J’ai ensuite cherché à travailler dans le domaine de la recherche, et donc à faire une thèse. J’ai commencé à travailler dans un institut de recherche en Suisse qui s’appelle Idiap. J’ai travaillé presque deux ans en reconnaissance de la parole, et après, j’ai eu l'opportunité de faire ma thèse à l’Université de Lyon, Saint-Étienne en France. C’était aussi pour me rapprocher de ma femme qui habitait à Lyon! Et donc j’ai fait une thèse en apprentissage automatique (c’était du "machine learning" à l’époque, il n’y avait pas de "deep learning").

Je souhaitais faire un postdoctorat à l’étranger, et j’ai monté un financement avec la DGA qui finance des séjours de recherche. J’ai contacté Yoshua pour venir travailler avec lui, et avec mon financement, j’avais quand même un avantage!

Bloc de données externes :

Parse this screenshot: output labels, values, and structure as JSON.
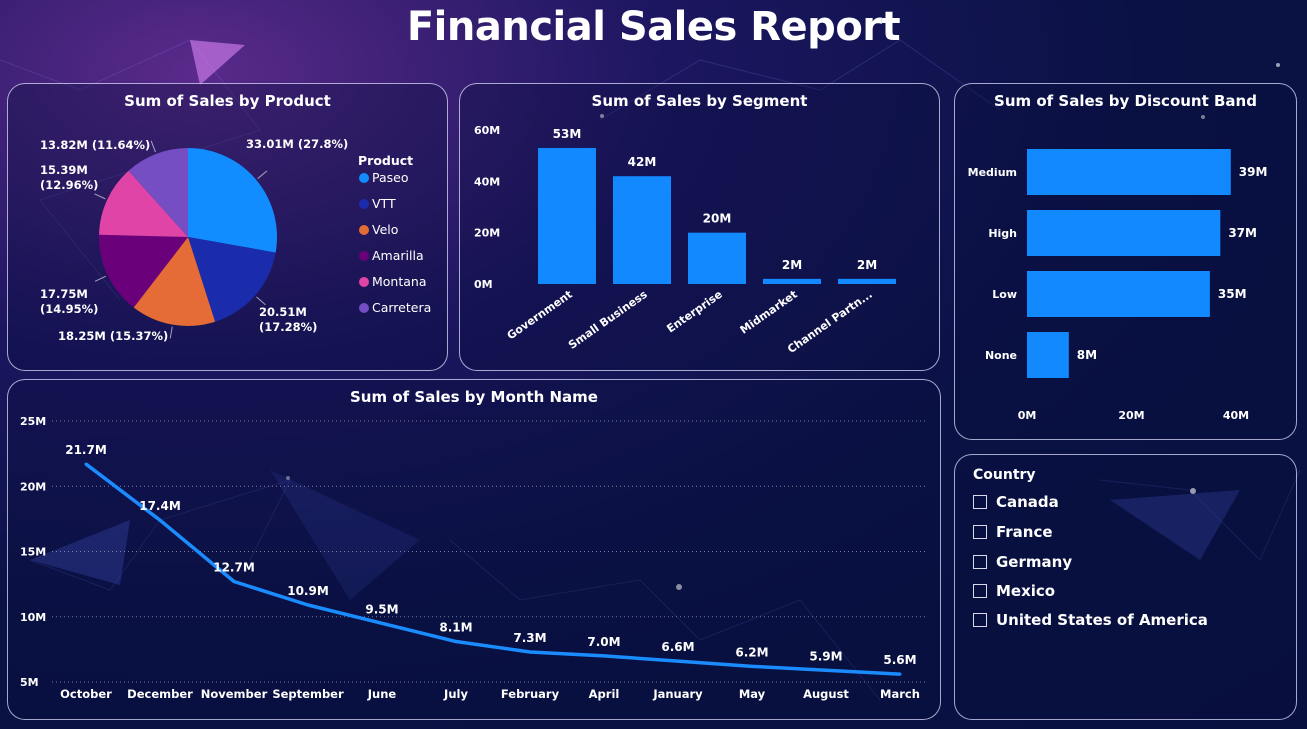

Parlez-nous un peu de votre séjour à Mila. 

Le laboratoire était quand même beaucoup plus petit à l’époque. C’était en 2003. On était quinze, et on se tenait tous dans une seule salle! Les conditions étaient sans doute très différentes de ce qu'elles sont aujourd'hui. Ce qui était bien c’était qu’on pouvait travailler avec Yoshua directement; il passait nous voir, on travaillait avec lui, il s’asseyait à côté de nous. Même si le laboratoire était petit, il était déjà assez reconnu.

Ce que j’ai trouvé intéressant à Mila à l’époque c’était le fait que les différents niveaux hiérarchiques travaillaient tous ensemble. Tout le monde venait au travail, il y avait une assez bonne collaboration. C’était une aire ouverte, ce qui n’est pas très courant en recherche.

Il y avait beaucoup de collaborations avec les entreprises. C’était aussi beaucoup plus internationalisé avec la proximité des États-Unis, et le laboratoire attirait beaucoup de monde, même s’il y avait beaucoup de Français!
 

Pouvez-vous nous parler de ce que vous faites dans la recherche d’entreprise?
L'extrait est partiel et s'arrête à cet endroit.